Making East London Home through Furniture Re-Use

The Quakers have always been full of great ideas. For one, they invented chocolate.

I could just stop there, couldn’t I?

qsa logoQuaker Social Action has been at work for 145 years in East London, under the moniker, “Working for a Just World Where People Put People First.”

And this is just the message East Londoners need to hear. Often. This is a high-density corner of the world. Some of us have lots of stuff, while others can’t afford it. But we all live next to each other. And the amount of ‘stuff’ that some of us have can cause problems–flytipping for one. We need people with great ideas to keep things running smoothly.

Enter QSA’s Homestore, which celebrates its 25th anniversary this year. The furniture re-use charity project collects quality new or used furniture donations from businesses and private individuals and sells it on at a low cost to low-income East Londoners, our neighbours. Everything someone would need to fit out a decent family home is on offer at the Homestore Warehouse, at prices that rival even those of charity shops.

I used QSA’s Homestore a few years ago when I moved in with DH. He had a few items from his bachelor days that ahem needed a new home. So I sent a home office desk and a tv console their way. I called Homestore again recently as we’re renovating and have a dining table and sofas that are too small for our growing family. And I became intrigued.

Last week, I brought the girls along for a browse in the warehouse and to meet Jane Williams, who heads up Fundraising and Communications for QSA and Homestore Manager Jim Carling. It’s tucked away in a Stratford industrial estate, quite near to the wonderful new Queen Elizabeth Olympic Park, one of our favourite new spots to visit. Inside, the Homestore is a cheery, bright place, welcoming for families looking for things to make their homes nicer. It’s not long before the little ones ‘ask’ if they can bounce on the settees.

warehouse floor 2013Jim explains that for every £1 in donation, the Homestore needs to fundraise £2. It is a grand-scale furniture recycling scheme staffed by full-time employees and volunteers. Homestore’s fleet of lorries shuttle between pickup points in seven East London boroughs and back to the warehouse several times a day. Donors are asked to contact Homestore about their donations and these will be pre-qualified before a driver is committed to picking up: It’s essential that any donated items are in compliance with fire and child safety regulations, and the Homestore staff will determine the suitability of your items over the phone or by email.

At the warehouse, furniture is given a quick scrubbing up, and put on sale. Customers of the Homestore must show proof of low income in order to shop here. Donors can give their items in a safe, reliable, and convenient way. And if you’re a Freecycler or EBayer, like we are, you know what this means.
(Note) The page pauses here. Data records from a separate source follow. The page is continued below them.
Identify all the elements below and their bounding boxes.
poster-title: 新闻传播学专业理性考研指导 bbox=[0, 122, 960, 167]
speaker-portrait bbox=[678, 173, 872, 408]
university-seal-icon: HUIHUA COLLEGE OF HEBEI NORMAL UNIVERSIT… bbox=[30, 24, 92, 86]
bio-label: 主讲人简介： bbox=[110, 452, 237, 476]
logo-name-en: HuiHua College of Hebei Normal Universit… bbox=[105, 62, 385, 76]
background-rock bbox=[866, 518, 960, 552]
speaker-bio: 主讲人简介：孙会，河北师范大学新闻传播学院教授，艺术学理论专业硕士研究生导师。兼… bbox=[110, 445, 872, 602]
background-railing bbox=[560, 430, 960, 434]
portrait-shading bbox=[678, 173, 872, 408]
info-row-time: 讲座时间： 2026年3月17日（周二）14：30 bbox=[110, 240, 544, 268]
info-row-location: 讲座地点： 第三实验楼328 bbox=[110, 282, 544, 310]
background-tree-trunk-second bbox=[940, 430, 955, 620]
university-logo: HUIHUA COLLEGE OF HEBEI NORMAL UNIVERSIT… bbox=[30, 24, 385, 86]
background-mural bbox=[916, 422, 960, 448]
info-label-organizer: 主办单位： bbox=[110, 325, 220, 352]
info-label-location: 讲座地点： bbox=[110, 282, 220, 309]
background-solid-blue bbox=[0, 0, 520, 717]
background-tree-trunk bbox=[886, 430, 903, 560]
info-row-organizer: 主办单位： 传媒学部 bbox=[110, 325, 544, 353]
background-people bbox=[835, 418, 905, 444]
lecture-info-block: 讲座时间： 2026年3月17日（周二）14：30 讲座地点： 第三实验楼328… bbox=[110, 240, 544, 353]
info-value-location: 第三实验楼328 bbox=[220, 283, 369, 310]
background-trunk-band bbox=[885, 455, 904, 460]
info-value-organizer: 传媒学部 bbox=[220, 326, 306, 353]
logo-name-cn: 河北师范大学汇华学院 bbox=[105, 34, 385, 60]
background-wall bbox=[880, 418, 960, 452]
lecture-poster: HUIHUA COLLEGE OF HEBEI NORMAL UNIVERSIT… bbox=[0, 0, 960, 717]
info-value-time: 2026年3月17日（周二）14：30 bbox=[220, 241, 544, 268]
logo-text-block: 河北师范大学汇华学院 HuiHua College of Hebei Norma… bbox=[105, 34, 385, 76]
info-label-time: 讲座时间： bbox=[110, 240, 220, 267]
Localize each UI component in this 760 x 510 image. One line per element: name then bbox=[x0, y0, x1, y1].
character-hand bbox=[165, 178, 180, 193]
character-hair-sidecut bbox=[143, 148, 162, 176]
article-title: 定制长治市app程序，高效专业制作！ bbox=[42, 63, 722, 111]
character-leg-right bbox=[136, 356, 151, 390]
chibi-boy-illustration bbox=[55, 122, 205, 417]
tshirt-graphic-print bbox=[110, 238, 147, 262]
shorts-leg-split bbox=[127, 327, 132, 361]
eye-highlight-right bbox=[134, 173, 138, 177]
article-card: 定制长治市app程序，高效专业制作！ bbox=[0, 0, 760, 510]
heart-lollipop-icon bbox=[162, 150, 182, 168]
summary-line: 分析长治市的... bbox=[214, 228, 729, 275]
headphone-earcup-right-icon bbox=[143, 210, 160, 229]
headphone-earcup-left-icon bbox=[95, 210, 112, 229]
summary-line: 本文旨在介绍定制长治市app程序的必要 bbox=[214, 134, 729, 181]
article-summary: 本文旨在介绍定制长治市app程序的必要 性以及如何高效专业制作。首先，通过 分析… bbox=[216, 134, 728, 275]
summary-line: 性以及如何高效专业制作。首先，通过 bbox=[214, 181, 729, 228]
Theresa is a teacher in Hackney. She enjoys a home with a lovely view out to the park from picture windows. When she was expecting her baby last year, she needed to move furniture out of her spare room to create a nursery. She chose Homestore to donate her very smart coffee table and a beautiful jumbo cord-covered sofa.

Become a Donor

In order to make its next 25 years a success, QSA is appealing for donations of more good quality furnishings from East London homes. So, instead of Freecycle or eBay, consider donating your furnishings to Homestore.

Donation guidelines are viewable and  downloadable here.

Unfortunately, some childrens’ and baby furniture cannot be donated as the safety compliance cannot be verified. Donated items can have normal wear and tear, so don’t worry about the odd scratch.

Mumsnet Local serves all of the boroughs in which Homestore collects donations. Listings can be found in the following categories–Community Organisations, Eco Services, Removals and Storage–or by clicking directly on the links below.


4 thoughts on “Making East London Home through Furniture Re-Use

  1. We have a similar scheme in Bury St Edmunds called Gatehouse which has an enormous warehouse filled with really nice stuff. I’d be happy to ‘shop’ there (although it only asks for donations) and it is as far removed from the image of broken down sticks of furniture as it is possible to get.

  2. I love so many things about this programme, not the least of which is that both buyer and seller are committed to it in a way. It’s much more than a transaction. It’s a way of building community. I’m really glad to hear that other communities are adopting similar approaches. We all benefit from schemes like this.

    • Kate, thank you. It is so wonderful to hear that you really ‘get’ what we are doing. The scheme helps donors, volunteers, customers and the planet, all be part of something bigger and better.